Why would the editors of a student newspaper decide to publish a cover with 18 vulvas, and why would 18 women, including some within the editorial team, agree to be photographed to this end?

Photo: Honi Soit
The editorial team of Honi Soit, for better or worse, is elected as a group by students at elections organized by the Student Representative Council. Most of these elections have two competitive “tickets” facing off against each other by promoting a distinct culture. That year, the “JAM for Honi” ticket had won the election by a respectable margin, presumably with a mandate to push the boundaries of student journalism by returning to its activist roots.
This act did not have the feel of counter-cultural power-protest that burning bras or even Pussy Riot embodied, but was intended as an assertive claim to public space by the women involved. It was not intended to be sexual, but rather counter the banality of violence and oppression that women experience with a correspondingly banal image of that female bodily organ that deserves to be seen and acknowledged, and not in the censored or mystified form that men often portray it as.
There had been many articles published with explicitly political ends that took the body, both as political object and subject, as its starting point. It was a year when the feminist slogan “the personal is political” was taken very seriously indeed. These included- accounts of trauma, discrimination and abuse taking place in various subcultures, including the electronic music scene, gay conversion camps, and the sex work industry.
There were also articles on personal experiences with euthanasia and abortion. Elsewhere, precedent could be found in a 1993 edition where the editorial team of Honi Soit had published a penis on a cover.
It would be hard for a purely career-minded student to understand the decision to participate in the vagina cover. Yet the women involved knew that at stake was something more fundamental than their careers- their bodies.
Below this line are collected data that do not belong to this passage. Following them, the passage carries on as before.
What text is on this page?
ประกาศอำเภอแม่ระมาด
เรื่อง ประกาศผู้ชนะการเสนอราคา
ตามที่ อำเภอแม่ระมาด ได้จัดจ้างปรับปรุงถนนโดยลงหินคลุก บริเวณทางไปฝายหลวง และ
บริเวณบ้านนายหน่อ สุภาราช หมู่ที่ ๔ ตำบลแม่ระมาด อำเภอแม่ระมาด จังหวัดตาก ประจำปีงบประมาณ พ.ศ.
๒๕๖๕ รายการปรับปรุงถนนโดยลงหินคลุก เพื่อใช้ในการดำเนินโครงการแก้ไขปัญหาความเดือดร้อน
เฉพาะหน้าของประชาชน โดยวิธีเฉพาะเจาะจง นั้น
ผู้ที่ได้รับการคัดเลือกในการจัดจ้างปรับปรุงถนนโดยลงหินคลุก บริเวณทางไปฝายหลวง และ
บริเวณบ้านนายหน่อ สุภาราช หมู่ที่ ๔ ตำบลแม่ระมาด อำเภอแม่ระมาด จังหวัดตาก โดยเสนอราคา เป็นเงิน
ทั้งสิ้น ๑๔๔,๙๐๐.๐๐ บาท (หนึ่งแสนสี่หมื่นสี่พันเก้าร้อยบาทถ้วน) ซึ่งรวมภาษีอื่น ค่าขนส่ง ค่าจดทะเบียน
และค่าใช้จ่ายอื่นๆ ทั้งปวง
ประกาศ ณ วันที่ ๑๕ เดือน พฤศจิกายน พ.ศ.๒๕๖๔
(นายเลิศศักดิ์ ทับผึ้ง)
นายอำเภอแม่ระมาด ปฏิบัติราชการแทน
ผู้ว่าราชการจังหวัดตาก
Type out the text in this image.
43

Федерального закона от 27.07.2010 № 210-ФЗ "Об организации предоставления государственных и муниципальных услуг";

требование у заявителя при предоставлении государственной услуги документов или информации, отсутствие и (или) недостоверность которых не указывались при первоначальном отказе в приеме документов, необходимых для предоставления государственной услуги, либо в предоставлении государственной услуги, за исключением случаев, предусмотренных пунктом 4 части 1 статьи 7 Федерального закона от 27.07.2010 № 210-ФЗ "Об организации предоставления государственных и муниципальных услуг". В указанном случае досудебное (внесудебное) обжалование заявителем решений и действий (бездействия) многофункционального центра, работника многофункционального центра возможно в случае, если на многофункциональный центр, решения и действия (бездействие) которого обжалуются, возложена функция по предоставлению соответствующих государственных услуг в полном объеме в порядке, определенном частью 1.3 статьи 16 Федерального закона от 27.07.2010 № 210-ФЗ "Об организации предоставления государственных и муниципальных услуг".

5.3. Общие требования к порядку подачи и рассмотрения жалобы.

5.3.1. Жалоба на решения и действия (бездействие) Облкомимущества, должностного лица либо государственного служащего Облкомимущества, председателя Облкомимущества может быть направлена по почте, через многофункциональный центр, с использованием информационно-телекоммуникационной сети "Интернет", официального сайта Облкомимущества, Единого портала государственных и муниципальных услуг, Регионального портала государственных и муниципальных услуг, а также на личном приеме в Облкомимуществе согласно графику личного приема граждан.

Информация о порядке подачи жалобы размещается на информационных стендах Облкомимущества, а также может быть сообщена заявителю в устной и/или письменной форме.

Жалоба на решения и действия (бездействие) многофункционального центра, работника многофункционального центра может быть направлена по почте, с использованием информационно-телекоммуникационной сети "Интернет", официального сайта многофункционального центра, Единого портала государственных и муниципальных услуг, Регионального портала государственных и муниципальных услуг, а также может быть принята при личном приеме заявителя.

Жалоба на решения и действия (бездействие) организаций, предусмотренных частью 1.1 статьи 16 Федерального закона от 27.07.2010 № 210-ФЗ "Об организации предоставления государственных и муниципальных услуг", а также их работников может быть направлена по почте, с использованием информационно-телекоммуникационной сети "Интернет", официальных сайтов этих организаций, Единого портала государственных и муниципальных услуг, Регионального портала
One of them went to speak at a forum in which she discussed how the notoriety from such an act might have affected her law career, yet in narrating her encounters with prying male interviewers and online trolls, she made it clear that her experience of being exposed to judgment and harassment was not unlike that of swathes of women across society.
The battle for censorship rages on, and the newspaper nowadays focuses more on campus culture alongside the alarming state of Australian politics, but the courageous statement made by these 18 women continuous to spark debate across university campuses and beyond.